Kjellberg: Aussperrung wegen Warnstreik!

  • 07.05.2015
  • md
  • Aktuelles

Warnstreik kreativ: Weit über 200 Metallerinnen und Metaller von Kjellberg zogen am 6. Mai durch Finsterwalde – mit einem Hunderte Meter langen Fahrrad- und Autokorso. Unfassbar: Noch bevor die IG-Metall den Warnstreikaufruf herausgegeben hatte, drohten die Kjellberg-Geschäftsführer allen, die sich beteiligen wollten, Aussperrung an.

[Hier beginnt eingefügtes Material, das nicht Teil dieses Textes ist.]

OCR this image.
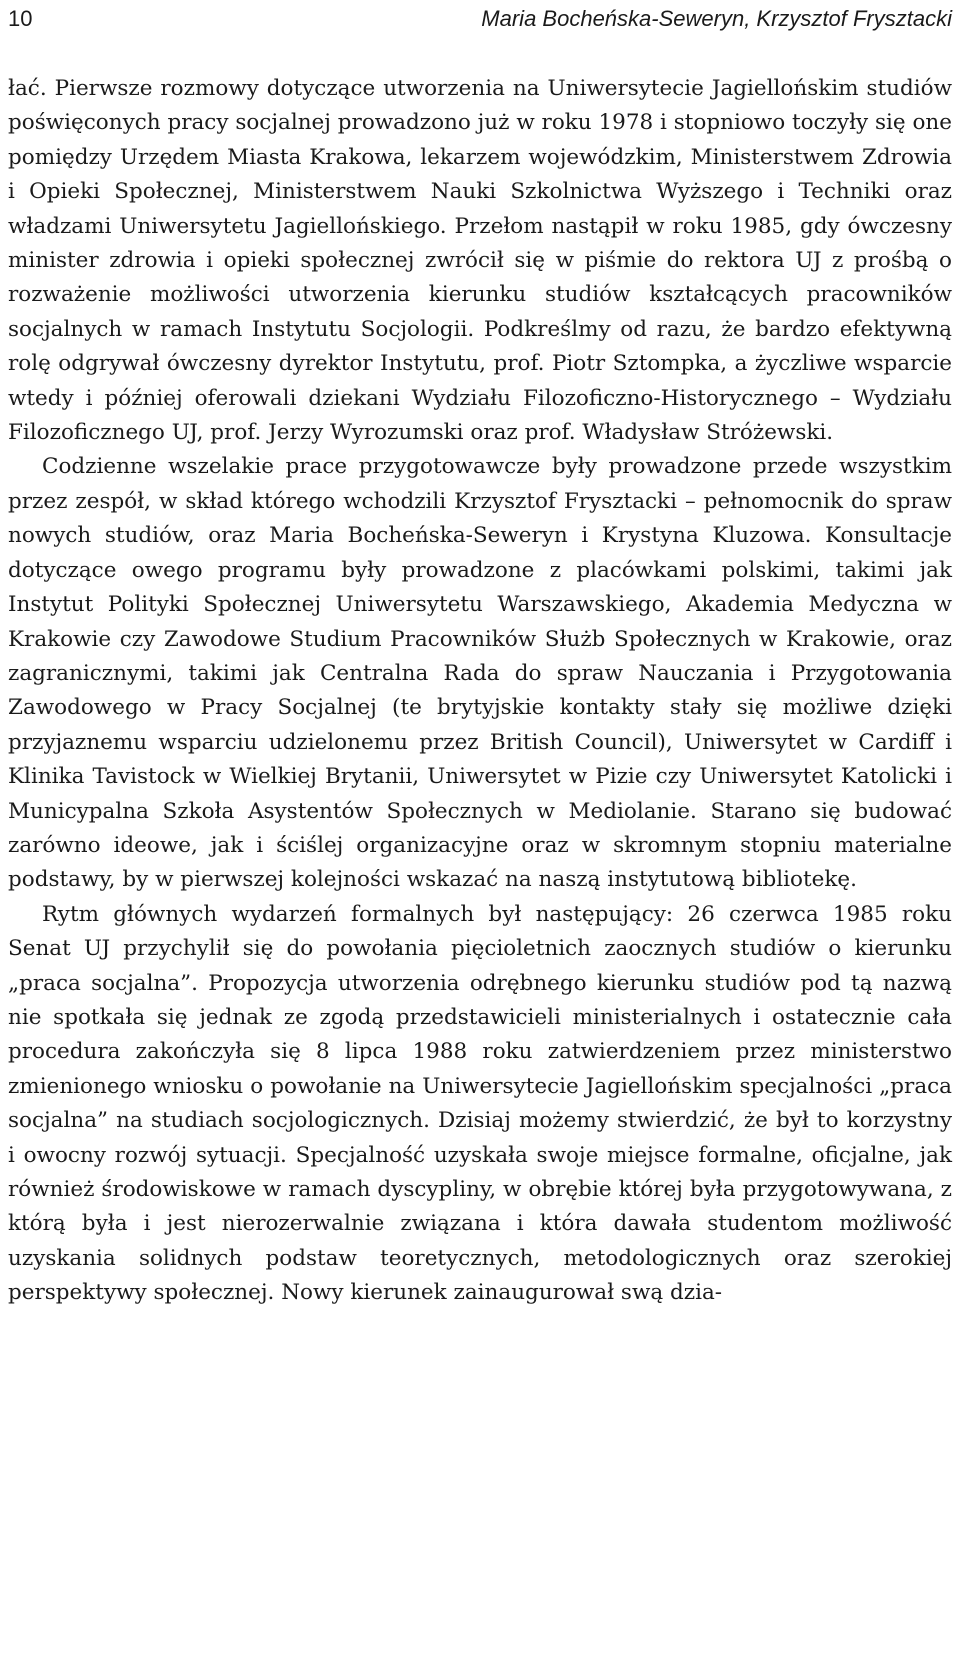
10	Maria Bocheńska-Seweryn, Krzysztof Frysztacki

łać. Pierwsze rozmowy dotyczące utworzenia na Uniwersytecie Jagiellońskim studiów poświęconych pracy socjalnej prowadzono już w roku 1978 i stopniowo toczyły się one pomiędzy Urzędem Miasta Krakowa, lekarzem wojewódzkim, Ministerstwem Zdrowia i Opieki Społecznej, Ministerstwem Nauki Szkolnictwa Wyższego i Techniki oraz władzami Uniwersytetu Jagiellońskiego. Przełom nastąpił w roku 1985, gdy ówczesny minister zdrowia i opieki społecznej zwrócił się w piśmie do rektora UJ z prośbą o rozważenie możliwości utworzenia kierunku studiów kształcących pracowników socjalnych w ramach Instytutu Socjologii. Podkreślmy od razu, że bardzo efektywną rolę odgrywał ówczesny dyrektor Instytutu, prof. Piotr Sztompka, a życzliwe wsparcie wtedy i później oferowali dziekani Wydziału Filozoficzno-Historycznego – Wydziału Filozoficznego UJ, prof. Jerzy Wyrozumski oraz prof. Władysław Stróżewski.

Codzienne wszelakie prace przygotowawcze były prowadzone przede wszystkim przez zespół, w skład którego wchodzili Krzysztof Frysztacki – pełnomocnik do spraw nowych studiów, oraz Maria Bocheńska-Seweryn i Krystyna Kluzowa. Konsultacje dotyczące owego programu były prowadzone z placówkami polskimi, takimi jak Instytut Polityki Społecznej Uniwersytetu Warszawskiego, Akademia Medyczna w Krakowie czy Zawodowe Studium Pracowników Służb Społecznych w Krakowie, oraz zagranicznymi, takimi jak Centralna Rada do spraw Nauczania i Przygotowania Zawodowego w Pracy Socjalnej (te brytyjskie kontakty stały się możliwe dzięki przyjaznemu wsparciu udzielonemu przez British Council), Uniwersytet w Cardiff i Klinika Tavistock w Wielkiej Brytanii, Uniwersytet w Pizie czy Uniwersytet Katolicki i Municypalna Szkoła Asystentów Społecznych w Mediolanie. Starano się budować zarówno ideowe, jak i ściślej organizacyjne oraz w skromnym stopniu materialne podstawy, by w pierwszej kolejności wskazać na naszą instytutową bibliotekę.

Rytm głównych wydarzeń formalnych był następujący: 26 czerwca 1985 roku Senat UJ przychylił się do powołania pięcioletnich zaocznych studiów o kierunku „praca socjalna”. Propozycja utworzenia odrębnego kierunku studiów pod tą nazwą nie spotkała się jednak ze zgodą przedstawicieli ministerialnych i ostatecznie cała procedura zakończyła się 8 lipca 1988 roku zatwierdzeniem przez ministerstwo zmienionego wniosku o powołanie na Uniwersytecie Jagiellońskim specjalności „praca socjalna” na studiach socjologicznych. Dzisiaj możemy stwierdzić, że był to korzystny i owocny rozwój sytuacji. Specjalność uzyskała swoje miejsce formalne, oficjalne, jak również środowiskowe w ramach dyscypliny, w obrębie której była przygotowywana, z którą była i jest nierozerwalnie związana i która dawała studentom możliwość uzyskania solidnych podstaw teoretycznych, metodologicznych oraz szerokiej perspektywy społecznej. Nowy kierunek zainaugurował swą dzia-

Und es wurde wahr: für zweieinhalb Stunden Warnstreik gab's 6 Stunden »Suspendierung«. Die Wut ist nun bei allen Kjellberg-Beschäftigten groß.

Fotos: IG Metall

Verhandlungskompromiss über Nacht aufgekündigt

Der tiefere Grund für den Aufruhr: Das Unternehmen hat einen Haustarif, der die Einkommen nach Flächentaifvertrag sichert. Seit 2011 machte Kjellberg die Entgeltsteigerungen nach den Tarifrunden aber nicht mehr mit. »Inzwischen fehlen sechs Prozent im Vergleich zur Fläche«, sagt Frank Ernicke von der IG Metall Südbrandenburg. Im Februar 2015 hatte sich die Firma nach zähen Verhandlugen mit der Gewerkschaft auf drei Prozent Lohnplus verständigt. Mit einer Heranführung an den Flächentarif sollte die Differenz ausgeglichen werden. Am Ende der Erklärungsfrist kündigte das Kjellberg-Kuratorium mit Gabbe an der Spitze den Kompromiss auf. »Mit dem Tarifergebnis vom 28. Februar war die Kuh schon vom Eis, und nun geht richtig die Post ab«, sagt Ernicke. Er weiß, die Einigkeit in der Belegschaft ist so groß wie nie: »Wir wollen die Heranführung an den Flächentarif regeln, und zwar jetzt.« Die Chancen stehen gut.

 

Aussperrung hat viele aufgerüttelt

Die Kjellberg-Führung wollte die Belegschaft mit ihrer Aussperrungs-Aktion nach eigenem Bekunden »aufrütteln«. Das ist gelungen: Viele der 350 Beschäftigten, die bisher noch nicht bei Warnstreiks dabei waren, erkundigten sich, wann und wo sie denn demnächst mitmachen könnten. Am Rande der Warnstreik-Demonstration zelebrierten Metaller am Mittwoch eine »Straßenumbenennung«: Die Hans-Harald-Gabbe-Straße wurde zur »Sackgasse«. Zwar nicht genehmigt, aber treffend, fanden die Akteure.